Pittsburgh native and actor David Conrad selected The Third Man and will host the anniversary celebration. Conrad recalls attending films at the Hollywood, which opened on Labor Day weekend in 1926, when he was growing up in Pittsburgh in the early 80s.
“The thing about a theater that size is that you realize film is a medium meant to be seen on a 60-foot screen,” Conrad says. “It’s supposed to have that power.”
Conrad says these old theaters remind patrons of a film history and allow them to engage in a dialogue with American film art.
“These old theaters are in a way like small Pittsburgh neighborhoods,” Conrad says. “These things that people wrote off, that were of a time of the past, are now all the rage.”
Much like the Hollywood, Conrad says The Third Man has stuck with him over the years. The film follows a writer who travels to Vienna because an old friend has a job for him, but when he arrives he discovers that his friend has died and attempts to find the person responsible.
“It can be a gem and a thing you laugh about,” Conrad says. “And then it can be something you carry around the rest of your life.”
Conrad says the film delivers its message while entertaining viewers without resorting to heavy-handedness.
“You end up being amused, and charmed and romanticized,” Conrad says. “But then at the end you go, ‘Wow, that’s a massive message there.’”
He says the movie calls post-World War II American idealism into question, specifically the idea that the country knows what’s right and what’s wrong and can impose those values on other cultures.
“The whole sense of saving things, of being able to walk into a place and fix it,” Conrad says. “Right in 1949, these two guys are saying, ‘be careful.’ And if there’s been a message to us in the last 50 years it’s, ‘be careful about that.’”
Anton Karas’ zither score became popular in its own right. Conrad says its jaunty rhythms serve as a counterpoint to the darker machinations of the plot.
“It’s the genius of listening to [Pete] Townsend and Keith Moon [of The Who] playing drum and guitar in a way that aren’t complementary but that work,” Conrad says.

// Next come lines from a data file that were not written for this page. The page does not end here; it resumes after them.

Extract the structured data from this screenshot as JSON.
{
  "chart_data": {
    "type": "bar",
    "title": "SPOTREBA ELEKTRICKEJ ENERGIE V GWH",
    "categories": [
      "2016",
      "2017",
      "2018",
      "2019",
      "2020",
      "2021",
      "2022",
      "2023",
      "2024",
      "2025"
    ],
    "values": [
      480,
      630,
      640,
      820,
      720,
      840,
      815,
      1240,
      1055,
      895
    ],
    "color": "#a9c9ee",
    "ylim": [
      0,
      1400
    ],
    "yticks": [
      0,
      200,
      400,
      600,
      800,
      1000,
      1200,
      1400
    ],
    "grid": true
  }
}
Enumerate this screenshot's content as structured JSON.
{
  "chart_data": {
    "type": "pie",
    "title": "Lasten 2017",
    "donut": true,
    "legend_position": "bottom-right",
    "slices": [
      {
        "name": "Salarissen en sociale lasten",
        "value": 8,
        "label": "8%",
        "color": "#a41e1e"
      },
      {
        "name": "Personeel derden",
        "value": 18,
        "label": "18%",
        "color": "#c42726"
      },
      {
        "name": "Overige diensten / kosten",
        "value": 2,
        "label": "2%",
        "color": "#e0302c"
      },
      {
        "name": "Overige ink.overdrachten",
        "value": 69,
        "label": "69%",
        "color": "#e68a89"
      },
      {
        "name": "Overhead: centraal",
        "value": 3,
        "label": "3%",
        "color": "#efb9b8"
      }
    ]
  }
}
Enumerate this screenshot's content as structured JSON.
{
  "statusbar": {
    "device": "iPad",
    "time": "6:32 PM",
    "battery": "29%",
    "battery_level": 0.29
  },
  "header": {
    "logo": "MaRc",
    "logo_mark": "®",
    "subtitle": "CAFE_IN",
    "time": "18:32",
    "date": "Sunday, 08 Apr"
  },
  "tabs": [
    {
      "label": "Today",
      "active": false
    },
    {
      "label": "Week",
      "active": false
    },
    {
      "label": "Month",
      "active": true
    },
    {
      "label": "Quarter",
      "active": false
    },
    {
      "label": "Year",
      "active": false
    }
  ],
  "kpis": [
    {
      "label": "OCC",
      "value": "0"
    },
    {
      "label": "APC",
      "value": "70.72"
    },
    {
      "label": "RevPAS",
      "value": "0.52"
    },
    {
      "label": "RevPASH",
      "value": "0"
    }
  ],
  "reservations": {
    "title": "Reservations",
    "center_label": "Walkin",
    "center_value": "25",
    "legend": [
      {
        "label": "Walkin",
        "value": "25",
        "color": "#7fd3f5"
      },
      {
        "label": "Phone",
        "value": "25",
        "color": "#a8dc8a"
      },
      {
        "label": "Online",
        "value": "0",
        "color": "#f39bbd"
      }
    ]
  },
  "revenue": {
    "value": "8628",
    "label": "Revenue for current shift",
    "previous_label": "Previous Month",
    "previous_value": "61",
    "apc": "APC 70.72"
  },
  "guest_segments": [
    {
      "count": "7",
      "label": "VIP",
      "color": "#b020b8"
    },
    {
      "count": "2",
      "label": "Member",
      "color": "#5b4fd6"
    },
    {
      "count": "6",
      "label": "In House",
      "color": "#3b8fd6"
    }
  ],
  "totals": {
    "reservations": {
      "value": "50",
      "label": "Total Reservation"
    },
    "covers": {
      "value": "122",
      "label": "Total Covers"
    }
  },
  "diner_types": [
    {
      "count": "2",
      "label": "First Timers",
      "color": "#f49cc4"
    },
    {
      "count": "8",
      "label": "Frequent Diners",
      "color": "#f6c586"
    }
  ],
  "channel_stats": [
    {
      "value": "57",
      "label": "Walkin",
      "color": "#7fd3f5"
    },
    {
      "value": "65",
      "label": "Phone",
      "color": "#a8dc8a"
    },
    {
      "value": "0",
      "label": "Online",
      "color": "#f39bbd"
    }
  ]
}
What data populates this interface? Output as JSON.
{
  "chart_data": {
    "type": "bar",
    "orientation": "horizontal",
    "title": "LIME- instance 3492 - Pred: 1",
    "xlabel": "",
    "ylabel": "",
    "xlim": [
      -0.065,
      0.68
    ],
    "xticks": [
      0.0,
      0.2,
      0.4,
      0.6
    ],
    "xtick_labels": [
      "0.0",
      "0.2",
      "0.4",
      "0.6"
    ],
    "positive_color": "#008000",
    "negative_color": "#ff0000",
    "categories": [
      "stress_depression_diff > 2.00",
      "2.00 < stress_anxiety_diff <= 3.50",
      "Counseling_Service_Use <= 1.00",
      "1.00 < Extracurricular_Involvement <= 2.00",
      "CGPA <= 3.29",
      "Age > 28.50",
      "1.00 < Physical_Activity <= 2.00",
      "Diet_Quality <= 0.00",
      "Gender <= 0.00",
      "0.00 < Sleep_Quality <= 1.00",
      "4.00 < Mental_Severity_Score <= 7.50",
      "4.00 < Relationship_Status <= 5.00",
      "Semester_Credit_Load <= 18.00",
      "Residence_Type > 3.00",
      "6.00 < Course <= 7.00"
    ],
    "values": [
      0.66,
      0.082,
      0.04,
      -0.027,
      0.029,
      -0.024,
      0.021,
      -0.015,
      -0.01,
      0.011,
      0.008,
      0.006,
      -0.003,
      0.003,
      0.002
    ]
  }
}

Conrad says the film has a Pittsburgh sense of humor, reflecting a culture where tragedy and comedy coexist. He says theaters like the Hollywood also plays an important role in Pittsburgh cultural.
“As much as we need to buy local and think local, we need to speak locally, we need to curate locally, we need to tell local stories,” Conrad says.
He says having local people select films to screen in the city rather than a producer in New York or Los Angeles helps preserve an independent local culture.
“Have a local space where you sit around and choose or sit around in your own bars and tell your own stories,” Conrad says. “If you don’t do that you lose it.”